Твой брательник, лейтенант, хоть и молодой, но толковый был командир. Однажды, набравшись смелости, говорю ему: “Лезете вы, товарищ капитан, в любом деле в самое пекло”.
“Не в любом, Понкин, только тогда, когда требует обстановка, чтоб потом солдату в глаза посмотреть не стыдно было”.
Понкин локтями уперся в стол, положив ногу на ногу.
— Э-эх, а на баяне как играл! За все дни боев редко приходилось комбату баловаться инструментом. Но ежели брал баян в руки, считай, собрал армию!
Помню утречко в последний день августа. Улыбчивое, с оттенком сусального золота, и тишина, будто грохочущая мельница вчерашней войны провалилась в тартарары! Вокруг кудрявые сопочки с редкими, низкорослыми сосенками-зонтами да желтеющие нивы с неубранным гаоляном. Напряжения тех страшных дней как не бывало. Все пошло своим чередом уже в спокойной и почти мирной жизни.

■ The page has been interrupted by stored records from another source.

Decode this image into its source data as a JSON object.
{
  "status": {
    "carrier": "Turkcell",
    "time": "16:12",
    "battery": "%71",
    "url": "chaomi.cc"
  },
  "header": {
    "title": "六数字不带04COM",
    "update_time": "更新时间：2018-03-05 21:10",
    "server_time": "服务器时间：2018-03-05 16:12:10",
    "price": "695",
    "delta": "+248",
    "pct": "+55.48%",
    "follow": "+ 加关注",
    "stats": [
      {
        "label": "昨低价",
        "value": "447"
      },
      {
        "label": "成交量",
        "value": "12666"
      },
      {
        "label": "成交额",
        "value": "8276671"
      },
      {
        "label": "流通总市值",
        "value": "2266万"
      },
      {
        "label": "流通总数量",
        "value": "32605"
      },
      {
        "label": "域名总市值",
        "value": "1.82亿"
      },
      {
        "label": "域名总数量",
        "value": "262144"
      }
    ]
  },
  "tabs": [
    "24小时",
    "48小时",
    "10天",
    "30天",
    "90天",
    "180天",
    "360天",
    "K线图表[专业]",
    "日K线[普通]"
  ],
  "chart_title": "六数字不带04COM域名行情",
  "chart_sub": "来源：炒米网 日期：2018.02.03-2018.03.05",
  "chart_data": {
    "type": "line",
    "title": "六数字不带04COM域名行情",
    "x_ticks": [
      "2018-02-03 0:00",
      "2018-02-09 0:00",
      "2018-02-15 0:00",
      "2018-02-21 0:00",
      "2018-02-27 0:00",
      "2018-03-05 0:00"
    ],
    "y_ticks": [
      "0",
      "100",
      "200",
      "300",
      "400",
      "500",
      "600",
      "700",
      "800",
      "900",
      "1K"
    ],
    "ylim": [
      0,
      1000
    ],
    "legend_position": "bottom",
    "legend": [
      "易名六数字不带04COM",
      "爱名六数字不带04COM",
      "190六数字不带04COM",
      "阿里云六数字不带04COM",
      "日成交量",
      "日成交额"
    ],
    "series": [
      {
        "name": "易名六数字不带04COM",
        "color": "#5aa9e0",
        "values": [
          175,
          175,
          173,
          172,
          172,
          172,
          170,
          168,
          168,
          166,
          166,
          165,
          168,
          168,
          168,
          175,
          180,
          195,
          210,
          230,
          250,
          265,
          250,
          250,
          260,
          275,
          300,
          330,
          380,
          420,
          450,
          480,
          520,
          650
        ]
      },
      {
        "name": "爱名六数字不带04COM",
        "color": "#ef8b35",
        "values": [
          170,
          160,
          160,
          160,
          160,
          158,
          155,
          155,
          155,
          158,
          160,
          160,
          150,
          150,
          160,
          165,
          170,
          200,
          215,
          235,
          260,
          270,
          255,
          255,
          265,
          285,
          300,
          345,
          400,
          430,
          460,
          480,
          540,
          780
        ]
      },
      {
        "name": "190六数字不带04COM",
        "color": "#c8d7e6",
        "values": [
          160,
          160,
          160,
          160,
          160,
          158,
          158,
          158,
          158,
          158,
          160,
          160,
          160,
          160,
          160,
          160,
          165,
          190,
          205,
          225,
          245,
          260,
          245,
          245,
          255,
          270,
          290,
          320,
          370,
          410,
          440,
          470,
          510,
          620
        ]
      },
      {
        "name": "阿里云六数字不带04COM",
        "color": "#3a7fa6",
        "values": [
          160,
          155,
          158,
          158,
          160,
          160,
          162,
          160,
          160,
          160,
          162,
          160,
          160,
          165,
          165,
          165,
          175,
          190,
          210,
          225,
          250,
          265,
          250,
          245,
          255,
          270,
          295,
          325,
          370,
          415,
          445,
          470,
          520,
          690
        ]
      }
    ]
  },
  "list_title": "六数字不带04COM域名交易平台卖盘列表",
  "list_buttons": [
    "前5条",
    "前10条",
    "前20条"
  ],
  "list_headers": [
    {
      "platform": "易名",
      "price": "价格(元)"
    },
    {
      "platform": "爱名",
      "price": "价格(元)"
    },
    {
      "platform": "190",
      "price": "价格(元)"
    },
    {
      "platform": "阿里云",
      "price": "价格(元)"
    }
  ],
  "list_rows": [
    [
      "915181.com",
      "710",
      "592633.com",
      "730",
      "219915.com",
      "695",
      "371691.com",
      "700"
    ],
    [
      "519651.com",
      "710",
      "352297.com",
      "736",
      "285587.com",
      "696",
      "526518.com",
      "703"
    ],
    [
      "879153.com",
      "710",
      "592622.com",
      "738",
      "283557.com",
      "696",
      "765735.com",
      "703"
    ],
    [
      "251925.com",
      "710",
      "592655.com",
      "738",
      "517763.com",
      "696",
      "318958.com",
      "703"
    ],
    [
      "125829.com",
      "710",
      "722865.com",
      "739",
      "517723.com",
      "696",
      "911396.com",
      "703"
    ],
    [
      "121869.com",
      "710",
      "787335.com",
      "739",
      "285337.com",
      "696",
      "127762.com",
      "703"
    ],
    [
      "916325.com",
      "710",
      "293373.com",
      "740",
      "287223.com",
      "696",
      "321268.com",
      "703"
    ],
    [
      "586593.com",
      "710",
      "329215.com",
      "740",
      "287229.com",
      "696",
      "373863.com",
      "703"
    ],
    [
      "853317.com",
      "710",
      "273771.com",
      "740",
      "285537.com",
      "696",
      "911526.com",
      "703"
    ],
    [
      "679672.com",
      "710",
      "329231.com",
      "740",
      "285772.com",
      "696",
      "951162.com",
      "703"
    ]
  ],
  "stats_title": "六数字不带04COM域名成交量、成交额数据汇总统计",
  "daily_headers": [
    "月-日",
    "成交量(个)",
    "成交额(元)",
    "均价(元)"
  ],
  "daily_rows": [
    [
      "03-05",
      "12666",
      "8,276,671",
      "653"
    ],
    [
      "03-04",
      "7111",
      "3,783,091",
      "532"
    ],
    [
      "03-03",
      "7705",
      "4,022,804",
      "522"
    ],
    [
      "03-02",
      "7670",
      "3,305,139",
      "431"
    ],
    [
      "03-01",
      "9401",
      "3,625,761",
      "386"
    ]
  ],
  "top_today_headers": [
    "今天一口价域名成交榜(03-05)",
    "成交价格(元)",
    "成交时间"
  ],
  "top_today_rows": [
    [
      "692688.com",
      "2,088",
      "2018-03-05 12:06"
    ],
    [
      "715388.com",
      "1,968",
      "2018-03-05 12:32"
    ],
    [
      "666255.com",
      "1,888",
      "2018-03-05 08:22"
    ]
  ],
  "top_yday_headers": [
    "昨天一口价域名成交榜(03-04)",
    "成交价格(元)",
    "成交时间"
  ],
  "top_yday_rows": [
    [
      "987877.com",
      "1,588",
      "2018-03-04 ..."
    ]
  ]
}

“Глядите, братцы, — призывал Ванюков, стоя на валуне. — Глядите, впереди в синей дымке не призрак, а город над океаном, наш Порт-Артур, отныне и навеки! Здесь позор и великая слава России: “Плещут холодные волны...” Миру всему передайте, чайки, огромную весть. В битвах врагов разгромили, вернули России мы честь! — Он живо соскочил с валуна. — Скоро, Михаил, по домам. Ты подчистую как рядовой победитель великой армии, мне же служить. Давай баян, ординарец, потешим напоследок солдатушек-ребятушек”.
Почти вырвав из моих рук баян, комбат сел на снарядный ящик. Кто-то крикнул: “Подходи, ребята!”

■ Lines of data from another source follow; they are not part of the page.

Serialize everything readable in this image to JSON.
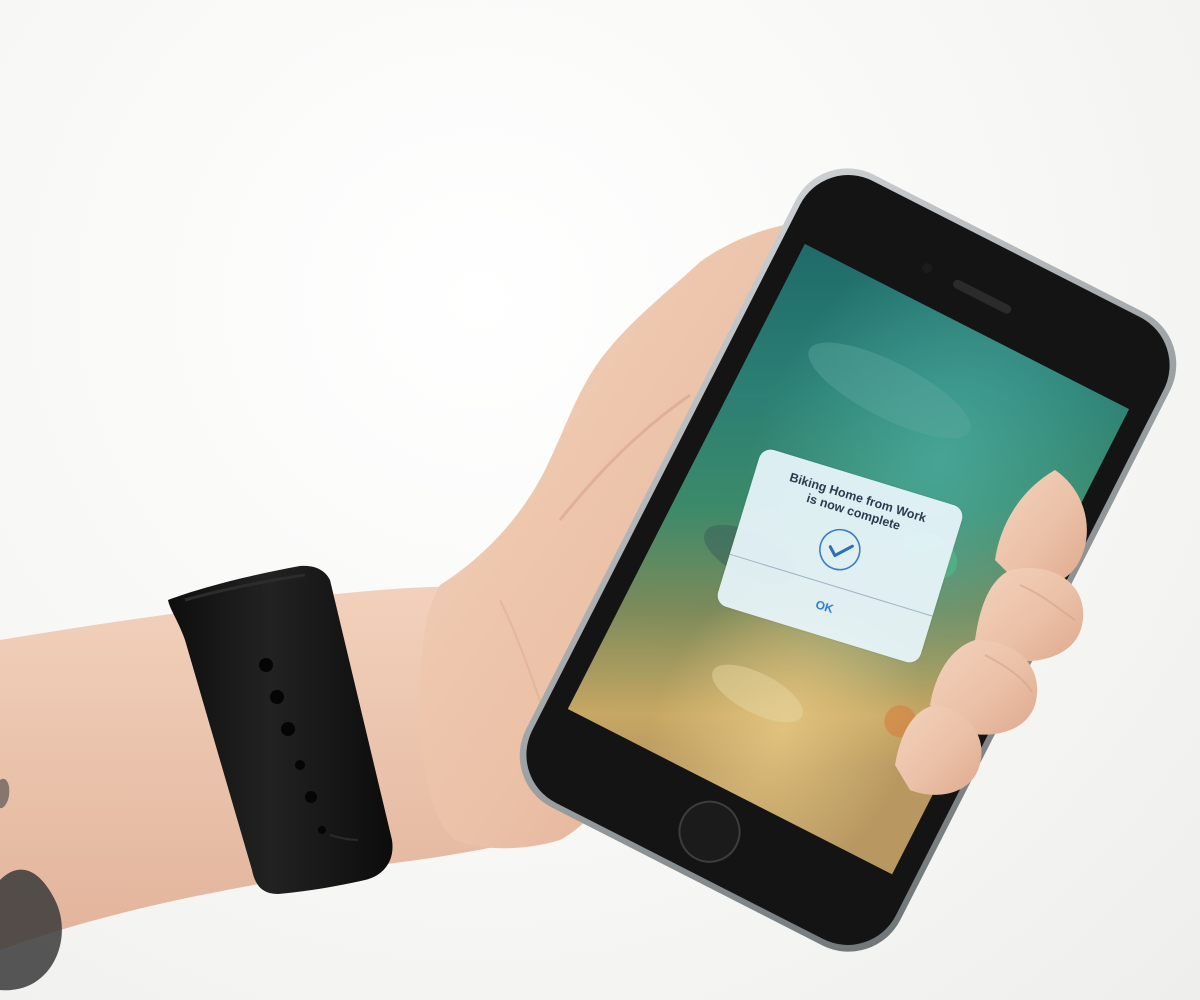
{
  "alert": {
    "title": "Biking Home from Work\nis now complete",
    "confirm_icon": "checkmark-circle-icon",
    "ok_label": "OK"
  },
  "colors": {
    "alert_background": "#e8f4fa",
    "ok_text": "#2b7fd6",
    "phone_body": "#161616",
    "watch_band": "#141414"
  }
}
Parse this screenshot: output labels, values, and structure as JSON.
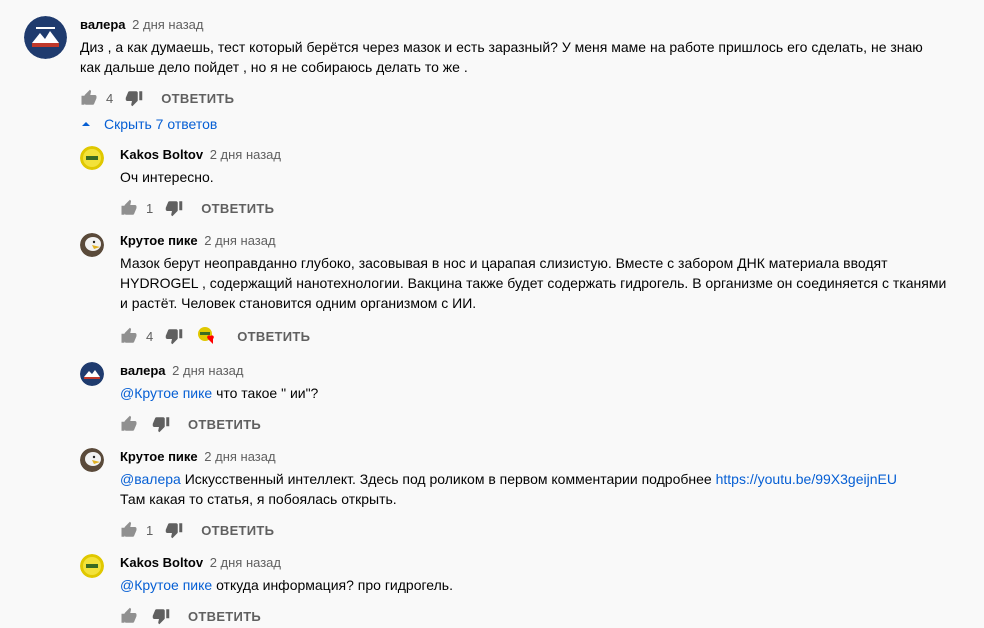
{
  "thread": {
    "author": "валера",
    "time": "2 дня назад",
    "text": [
      "Диз , а как думаешь,  тест который берётся через мазок и есть заразный? У меня маме на работе пришлось его сделать,  не знаю",
      "как дальше дело пойдет , но я не собираюсь  делать то же ."
    ],
    "likes": "4",
    "reply_label": "ОТВЕТИТЬ",
    "toggle_label": "Скрыть 7 ответов"
  },
  "replies": [
    {
      "author": "Kakos Boltov",
      "time": "2 дня назад",
      "text": [
        "Оч интересно."
      ],
      "likes": "1"
    },
    {
      "author": "Крутое пике",
      "time": "2 дня назад",
      "text": [
        "Мазок берут неоправданно глубоко, засовывая в нос и царапая слизистую. Вместе с забором ДНК материала вводят",
        "HYDROGEL , содержащий нанотехнологии. Вакцина также будет содержать гидрогель. В организме он соединяется с тканями",
        "и растёт. Человек становится одним организмом с ИИ."
      ],
      "likes": "4"
    },
    {
      "author": "валера",
      "time": "2 дня назад",
      "mention": "@Крутое пике",
      "text_after_mention": " что такое \" ии\"?",
      "likes": ""
    },
    {
      "author": "Крутое пике",
      "time": "2 дня назад",
      "mention": "@валера",
      "text_after_mention": " Искусственный интеллект.  Здесь под роликом в первом комментарии подробнее  ",
      "link": "https://youtu.be/99X3geijnEU",
      "text_line2": "Там какая то статья, я побоялась открыть.",
      "likes": "1"
    },
    {
      "author": "Kakos Boltov",
      "time": "2 дня назад",
      "mention": "@Крутое пике",
      "text_after_mention": " откуда информация? про гидрогель.",
      "likes": ""
    }
  ],
  "reply_label": "ОТВЕТИТЬ",
  "colors": {
    "link": "#065fd4",
    "muted": "#606060",
    "heart": "#ff0000"
  }
}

Я встал рядом, а со всех сторон, отовсюду спешили победители, устраиваясь где кто может. Не успел он растянуть баян, как щеголь старшина роты боепитания, поводя фотоаппаратом, попросил минуточку внимания. Вот так мы с твоим брательником оказались на фотографии.
Понкин повернулся к столу, плеснул из фляжки в свою кружку, посмотрел в нее, подул и выпил. Бантиком сморщил губы, вытер глаза и выдохнул. Прямо из чугунка зачерпнул тушеной картошки, прожевал, еще раз поддел. Глотнул холодного чаю и продолжал:
— Сгрудились, значит, все около нас. Капитан, словно слушая самого себя, взял несколько аккордов и, побледнев, заиграл. Он, когда играл, всегда менялся в лице. Его любимую: “Эх, дороги... пыль да туман...” пели все, может, не очень складно, но, как говорят, здорово.
Выстрел грянет, ворон кружит.
Твой дружок в бурьяне неживой лежит.
Хозяин замолчал. Пощупал тусклый бок самовара, спросил:
— Подогреть?
— Не надо, рассказывайте, пожалуйста, — попросил Анатолий.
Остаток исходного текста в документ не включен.